Der Umrüstungsprozess der Armee der Allianz beginnt im Grunde genommen schon. US-Präsident Joseph Biden offenbarte bei seiner Pressekonferenz zu den Ergebnissen des Gipfeltreffens vom Wesen her die Ursache, weshalb der türkische Staatschef Recep Tayyip Erdogan unerwartet sein Veto gegen eine Aufnahme Schwedens und Finnlands in die Allianz zurückgezogen hatte. Das Protokoll über den Prozess ihrer euro-atlantischen Integration war wohlbehalten in Madrid unterzeichnet worden. Die USA geben den Prozess des Verkaufs von Waffen an die Türkei frei, der faktisch nach dem Erwerb russischer S-400-Lauftabwehr-Raketensysteme durch dieses Land auf Eis gelegt worden war. Biden erklärte, dass er für einen Verkauf modernisierter F-16-Flugzeuge an die Türken plädiere. „Es ist nicht in unserem Interesse, dies nicht zu tun“, sagte er. Die Türkei plante, 40 F-16-Jagdflugzeuge zu erwerben. Ihr Erwerb wurde von Erdogan als eine Wiedergutmachung für den Ausschluss des Landes aus dem Programm zum Bau des F-35-Jagdflugzeuges angesehen (damit hatten die USA das Land für den Erwerb der russischen S-400-Komplexe bestraft). Aus der Sicht des türkischen Staatsoberhauptes müsse es um eine Wiedergutmachung nicht nur des materiellen, sondern auch des sozusagen moralischen Schadens gehen. Schließlich würden diese Jets anstelle von Ankara an Athen geliefert werden. Übrigens, eine entsprechende amerikanisch-griechische Vereinbarung wurde am Mittwoch erzielt. Die Haltung der Biden-Administration hinsichtlich des Verkaufs von F-16-Flugzeugen war lange Zeit eine unbestimmte. Und da hat nun der Präsident der USA Klarheit geschaffen. Das letzte Wort muss natürlich der Kongress sprechen. Die Position des Präsidenten entscheidet aber in diesem Fall über Vieles, wenn nicht alles.

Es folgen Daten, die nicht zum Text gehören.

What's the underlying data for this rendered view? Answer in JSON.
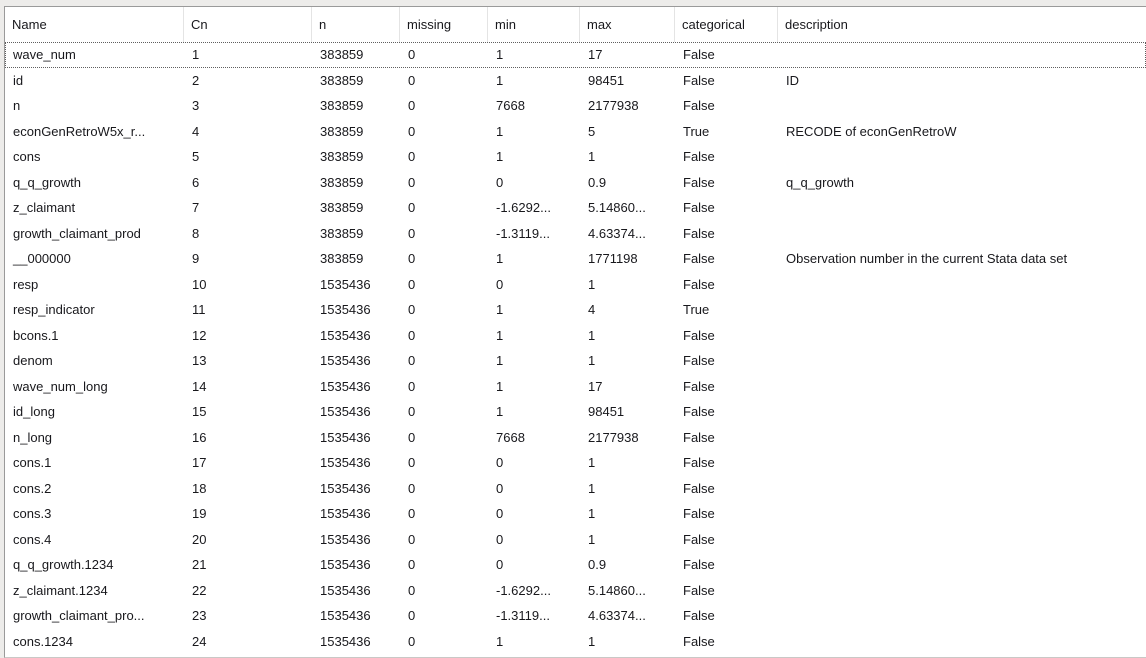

Wladimir Putin hatte früher versprochen, eine Antwort auf eine NATO-Erweiterung durch Finnland und Schweden nur in dem Fall zu geben, wenn in diesen Ländern eine militärische Infrastruktur der Allianz geschaffen werde. In dieser Hinsicht gibt es keine klaren Aussagen in den Entscheidungen des Madrider Gipfeltreffens. Die Direktorin des US-Geheimdienstes National Intelligence, Avril Haines, erklärte auf einer Pressekonferenz, dass es laut Angaben ihres Amtes in der nächsten Zeit praktisch keine Reaktion Russlands in Gestalt von Informationskampagnen auf die Erweiterung der NATO geben werde, da die Armee der Russischen Föderation in der Ukraine zu beschäftigt sei. Eine Reaktion müsse man, erklärte Haines, in der Perspektive erwarten.